Four young men - freezing cold, starving and struggling to survive - stood over their dead friend armed with razor-blades and broken glass.
They cut away their friend's clothes. Then his body.
"I will never forget that first incision nine days after the crash," Roberto Canessa, who survived the 1972 Andes plane crash, wrote in his new book, "I had to Survive," according to an adaptation in the Daily Mail.
"We laid the thin strips of frozen flesh aside on a piece of sheet metal," he wrote. "Each of us finally consumed our piece when we could bear to."
Surrounded by death, they made the decision to live.
"Each of us came to our own decision in our own time," he wrote. "And once we had done so, it was irreversible. It was our final goodbye to innocence."
It was a Friday the 13th in October, 1972, when an Uruguayan aircraft carrying the "Old Christians" rugby team, and their friends and family, went down in the Andes in Argentina, near the border with Chile. After two months, 16 survivors were rescued - and became the inspiration for numerous documentaries, movies and books, most notably the 1993 film Alive, which was based on a book by the same name.

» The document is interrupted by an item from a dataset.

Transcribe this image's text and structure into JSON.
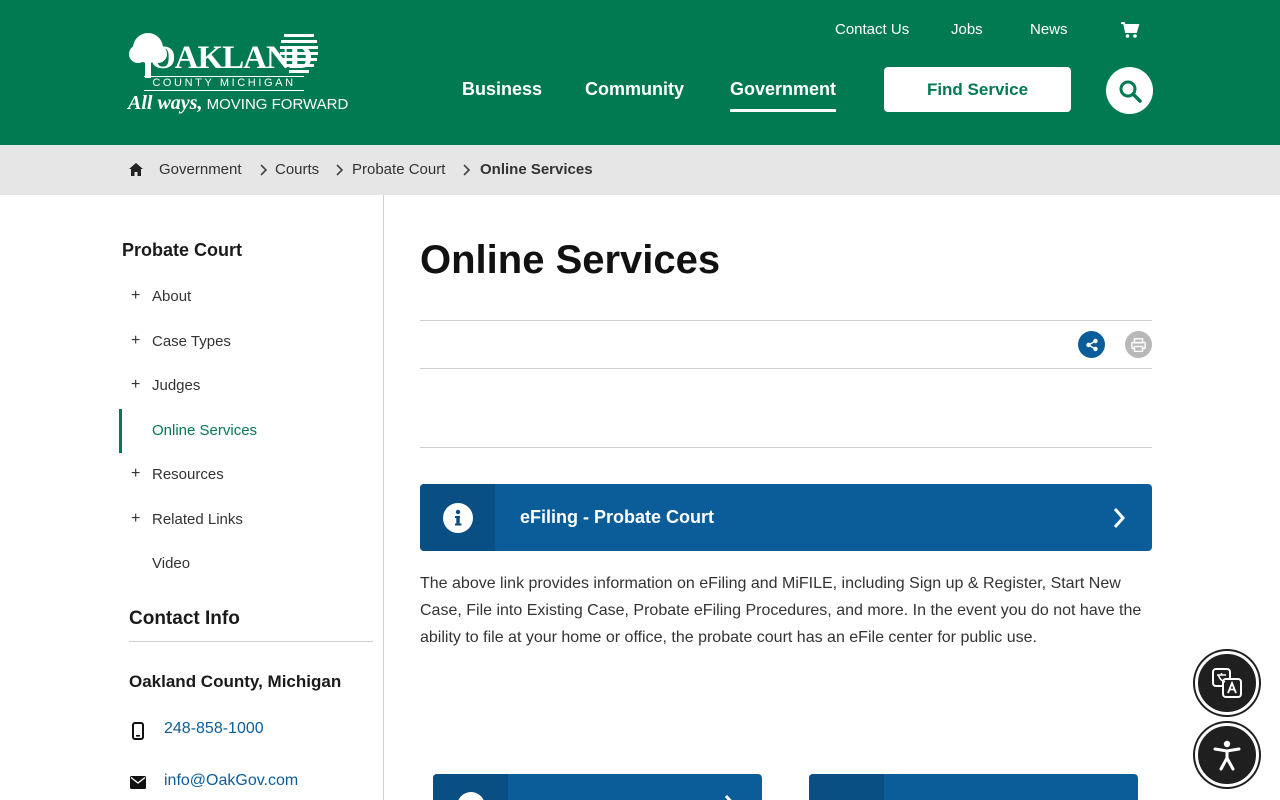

Canessa's own account comes out March 1.
In his book, Canessa remembered haunting moments - the one when the plane began to plummet and he held on to his seat with such strength that "I tore off chunks of fabric with my bare hands." The one when an avalanche buried him, and his friend started "frantically digging handfuls of snow away from my mouth." Or the one when they heard over their transistor radio that the search for them had ended.
But it seems it was the descent into cannibalism that was the hardest to endure.
In Canessa's adaptation in the Daily Mail, he wrote:
"Our common goal was to survive - but what we lacked was food. We had long since run out of the meagre pickings we'd found on the plane, and there was no vegetation or animal life to be found. After just a few days we were feeling the sensation of our own bodies consuming themselves just to remain alive. Before long we would become too weak to recover from starvation.
"We knew the answer, but it was too terrible to contemplate.
"The bodies of our friends and teammates, preserved outside in the snow and ice, contained vital, life-giving protein that could help us survive. But could we do it?
"For a long time we agonised. I went out in the snow and prayed to God for guidance. Without His consent, I felt I would be violating the memory of my friends; that I would be stealing their souls.
"We wondered whether we were going mad even to contemplate such a thing. Had we turned into brute savages? Or was this the only sane thing to do? Truly, we were pushing the limits of our fear."
Of the 45 passengers on the plane, 27 survived the crash. Then, one night, which Canessa called "the worst of my life," an avalanche killed eight more.
"We had no food - even the frozen bodies we were relying on to stay alive had been swept away," he wrote, according to the Daily Mail. "Everyone was waiting for someone to do something. Or for no one to do anything and just let the end come.
"That's when I steeled myself to do what needed to be done: to use one of the bodies of the newly dead."
Canessa wrote that he had "already done things that I never in my darkest nightmares imagined I'd have to do" - and he knew he had to do them again.
"And so we took yet another step in the descent towards our ultimate indignity: to eat the body of the person lying next to us," he wrote. "Each of us would have to be stained with this blood if we were to keep the seed of life from withering."
After a gut-wrenching 72 days on their own, 16 survivors were finally rescued on December 23, 1972.
But Canessa said he agonised over what they had done and how others would feel about it.
He recently talked to People magazine about seeing his mother and father.
"I told her, 'Mother, we had to eat our dead friends,'" he told People, "and she said, 'That's okay, that's okay, sweetie.' "
Canessa said he told his father that his main concern was how the victims' families would react to the harsh reality.
"I said, 'I don't care," he told People, '"the only thing I want to do is go to the families of my friends who died and tell them what happened. I don't expect them to understand but they should know what happened.'
"But thank God, people were very receptive and very supportive and they consider what we did something we had to do so everything went very smoothly."
Canessa, now a pediatric cardiologist, said it was his family - and the determination to make it home to them - that gave him the strength to survive.
"In these kinds of situations," he told People, "it's not how you survive but why you survive."